Access to traditional pensions has been rare for decades now. Workers have increasingly been tasked with saving for their later years on their own on investment accounts, the poster child that has been the 401 (k) plan offered through employers.

The researchers found that these plans are being emptied much faster than expected.

One example in the analysis looked at households that retired with $ 200,000 in savings. At age 70, retirees who had a 401 (k) plan but no pension had $ 28,000 less than retired retirees, according to their analysis – a difference that makes up one-eighth of the original balance. At age 75, 401 (k) savers had $ 86,000 less than those who had retired.

“People spend a lot of what they have when they have a 401 (k),” Wettstein said.

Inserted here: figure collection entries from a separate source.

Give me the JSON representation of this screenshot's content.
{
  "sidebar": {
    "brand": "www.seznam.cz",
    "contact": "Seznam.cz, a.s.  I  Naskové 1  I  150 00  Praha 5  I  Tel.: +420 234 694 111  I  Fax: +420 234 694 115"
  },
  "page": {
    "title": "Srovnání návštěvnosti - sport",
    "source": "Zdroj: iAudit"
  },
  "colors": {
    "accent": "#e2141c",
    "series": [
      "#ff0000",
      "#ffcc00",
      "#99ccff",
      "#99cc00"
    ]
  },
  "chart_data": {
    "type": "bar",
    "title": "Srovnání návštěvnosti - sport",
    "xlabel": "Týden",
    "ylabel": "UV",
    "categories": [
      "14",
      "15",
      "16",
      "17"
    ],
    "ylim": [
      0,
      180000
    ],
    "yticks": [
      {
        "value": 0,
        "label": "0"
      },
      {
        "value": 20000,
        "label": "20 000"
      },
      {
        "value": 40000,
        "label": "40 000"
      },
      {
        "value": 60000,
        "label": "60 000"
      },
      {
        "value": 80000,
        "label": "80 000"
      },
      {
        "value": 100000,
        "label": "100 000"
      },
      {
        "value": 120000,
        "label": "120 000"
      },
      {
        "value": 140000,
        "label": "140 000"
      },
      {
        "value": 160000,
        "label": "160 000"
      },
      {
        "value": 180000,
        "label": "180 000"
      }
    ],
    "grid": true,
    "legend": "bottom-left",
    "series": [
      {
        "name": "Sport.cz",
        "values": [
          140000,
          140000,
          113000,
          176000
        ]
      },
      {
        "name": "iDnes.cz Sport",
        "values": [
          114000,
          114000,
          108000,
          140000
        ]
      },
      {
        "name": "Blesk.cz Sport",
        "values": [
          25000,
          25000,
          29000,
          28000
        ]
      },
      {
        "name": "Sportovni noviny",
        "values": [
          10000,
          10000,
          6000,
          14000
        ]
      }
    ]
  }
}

The rapid withdrawal of savings in 401 (k) accounts means that many retirees who depend on them may be at risk of using up their money at the age of 85, even though about half of them will live beyond that, in the study.

Although they will still receive their monthly social security checks, Wettstein said, “there is usually not enough compensation for their career-level income.”

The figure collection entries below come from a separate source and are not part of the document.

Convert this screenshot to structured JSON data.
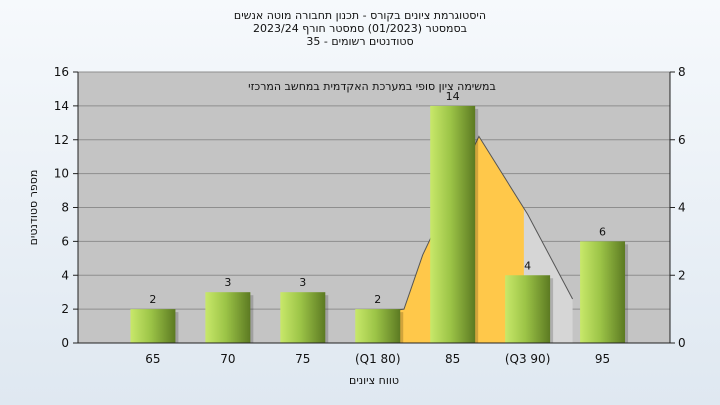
{
  "header": {
    "title_line1": "היסטוגרמת ציונים בקורס - תכנון תחבורה מוטה אנשים",
    "title_line2": "בסמסטר  (01/2023)  סמסטר חורף  2023/24",
    "title_line3": "סטודנטים רשומים - 35"
  },
  "chart_data": {
    "type": "bar",
    "categories": [
      "65",
      "70",
      "75",
      "(Q1 80)",
      "85",
      "(Q3 90)",
      "95"
    ],
    "values": [
      2,
      3,
      3,
      2,
      14,
      4,
      6
    ],
    "data_labels": [
      "2",
      "3",
      "3",
      "2",
      "14",
      "4",
      "6"
    ],
    "xlabel": "טווח ציונים",
    "ylabel": "מספר סטודנטים",
    "ylim": [
      0,
      16
    ],
    "y_ticks": [
      "0",
      "2",
      "4",
      "6",
      "8",
      "10",
      "12",
      "14",
      "16"
    ],
    "y2lim": [
      0,
      8
    ],
    "y2_ticks": [
      "0",
      "2",
      "4",
      "6",
      "8"
    ],
    "annotation": "במשימה ציון סופי במערכת האקדמית במחשב המרכזי",
    "overlay": {
      "quartile_band": {
        "from_category": "(Q1 80)",
        "to_category": "(Q3 90)",
        "color": "#ffc84a"
      },
      "distribution_curve": [
        {
          "x": 3.0,
          "y2": 0.9
        },
        {
          "x": 3.35,
          "y2": 1.0
        },
        {
          "x": 3.6,
          "y2": 2.6
        },
        {
          "x": 4.35,
          "y2": 6.1
        },
        {
          "x": 5.0,
          "y2": 3.8
        },
        {
          "x": 5.6,
          "y2": 1.3
        }
      ]
    },
    "grid": true,
    "colors": {
      "plot_bg": "#c4c4c4",
      "bar_light": "#c8e86a",
      "bar_mid": "#9cc447",
      "bar_dark": "#5c7a22",
      "quartile_band": "#ffc84a",
      "curve_fill": "#d6d6d6",
      "curve_line": "#555555"
    }
  }
}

Pensions helped with “how much you could afford”

Due to the relatively new nature of 401 (k) plans, more still needs to be known about why retirees are using down accounts so quickly, Wettstein said.

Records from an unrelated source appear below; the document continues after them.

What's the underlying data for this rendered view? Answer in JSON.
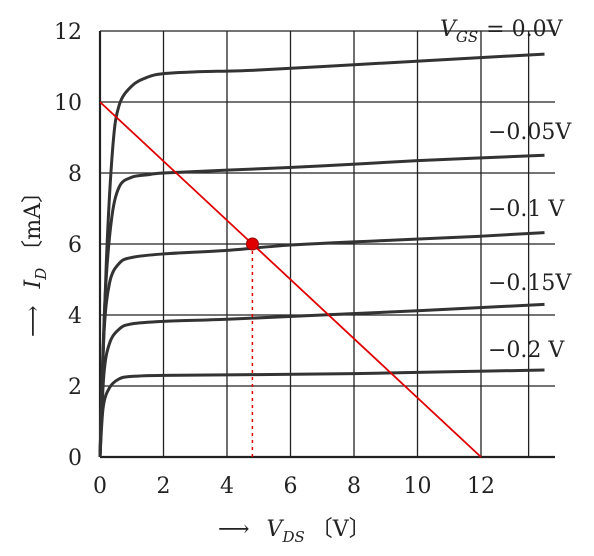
{
  "chart_data": {
    "type": "line",
    "xlabel": {
      "symbol": "V",
      "subscript": "DS",
      "unit": "〔V〕"
    },
    "ylabel": {
      "symbol": "I",
      "subscript": "D",
      "unit": "〔mA〕"
    },
    "xlim": [
      0,
      14
    ],
    "ylim": [
      0,
      12
    ],
    "x_ticks": [
      0,
      2,
      4,
      6,
      8,
      10,
      12
    ],
    "y_ticks": [
      0,
      2,
      4,
      6,
      8,
      10,
      12
    ],
    "grid": true,
    "series": [
      {
        "name": "V_GS = 0.0V",
        "label_prefix": {
          "symbol": "V",
          "subscript": "GS"
        },
        "label": "= 0.0V",
        "points": [
          [
            0,
            0
          ],
          [
            0.2,
            5.5
          ],
          [
            0.4,
            8.7
          ],
          [
            0.6,
            9.9
          ],
          [
            1.0,
            10.45
          ],
          [
            1.5,
            10.7
          ],
          [
            2,
            10.8
          ],
          [
            3,
            10.85
          ],
          [
            5,
            10.9
          ],
          [
            8,
            11.05
          ],
          [
            11,
            11.2
          ],
          [
            14,
            11.35
          ]
        ]
      },
      {
        "name": "-0.05V",
        "label": "−0.05V",
        "points": [
          [
            0,
            0
          ],
          [
            0.15,
            4.3
          ],
          [
            0.35,
            6.6
          ],
          [
            0.6,
            7.6
          ],
          [
            1.0,
            7.88
          ],
          [
            1.5,
            7.95
          ],
          [
            2,
            8.0
          ],
          [
            4,
            8.08
          ],
          [
            7,
            8.2
          ],
          [
            10,
            8.35
          ],
          [
            14,
            8.5
          ]
        ]
      },
      {
        "name": "-0.1 V",
        "label": "−0.1  V",
        "points": [
          [
            0,
            0
          ],
          [
            0.12,
            3.4
          ],
          [
            0.3,
            4.9
          ],
          [
            0.6,
            5.45
          ],
          [
            1.0,
            5.62
          ],
          [
            2,
            5.72
          ],
          [
            4,
            5.82
          ],
          [
            6,
            5.97
          ],
          [
            9,
            6.1
          ],
          [
            12,
            6.22
          ],
          [
            14,
            6.32
          ]
        ]
      },
      {
        "name": "-0.15V",
        "label": "−0.15V",
        "points": [
          [
            0,
            0
          ],
          [
            0.12,
            2.3
          ],
          [
            0.3,
            3.2
          ],
          [
            0.6,
            3.6
          ],
          [
            1.0,
            3.75
          ],
          [
            2,
            3.82
          ],
          [
            4,
            3.88
          ],
          [
            7,
            4.0
          ],
          [
            10,
            4.12
          ],
          [
            14,
            4.3
          ]
        ]
      },
      {
        "name": "-0.2 V",
        "label": "−0.2  V",
        "points": [
          [
            0,
            0
          ],
          [
            0.1,
            1.4
          ],
          [
            0.3,
            1.95
          ],
          [
            0.6,
            2.2
          ],
          [
            1.0,
            2.27
          ],
          [
            2,
            2.3
          ],
          [
            5,
            2.32
          ],
          [
            8,
            2.35
          ],
          [
            11,
            2.4
          ],
          [
            14,
            2.45
          ]
        ]
      }
    ],
    "load_line": {
      "from": [
        0,
        10
      ],
      "to": [
        12,
        0
      ],
      "color": "#e00000"
    },
    "operating_point": {
      "x": 4.8,
      "y": 6.0,
      "color": "#e00000"
    },
    "curve_color": "#333333",
    "grid_color": "#222222"
  }
}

Nevertheless, some of the causes can be assumed. Those who had a traditional pension, which guarantees a fixed monthly payment until death, probably had to spend less of their savings because of the reliable income. They may have been able to keep their savings for inheritance purposes or in case of unexpected expenses later in life.

We did this as a first look at whether we should be concerned.

Gal Wettstein

a senior research economist at the Center for Retirement Research at Boston College

On the other hand, many retirees without a pension depend on their own nest egg to cover much of their monthly expenses. Without a pension, people are also responsible for making sure they have saved enough to get through the years of working life, a task that requires decades of adequate earnings and discipline.

In addition, a challenge with 401 (k) savings plans is that they burden retirees with figuring out how much they should take out each month. This calculation can be difficult to hit correctly, and although those with significant savings aim to make a living from their money, the market is unpredictable and has periods – such as right now – where it requires more than it provides.

“One of the advantages of the pension system was that it assured you how much you could afford to spend, practically, in that it would never run out, and in a wise sense also, because it says” Here you can spend so much, for next month you will get the same amount again, “said Wettstein.” A 401 (k) does not give you that. “

Wettstein stressed that it is still too early to get a complete picture of how successful 401 (k) accounts are in keeping people in retirement.

“But we did this as a first look at whether we should be concerned,” he said. “And the conclusion we draw is, yes, we should.”

This article was written with the support of a journalistic grant from The Gerontological Society of America, The Journalists Network on Generations and the Silver Century Foundation.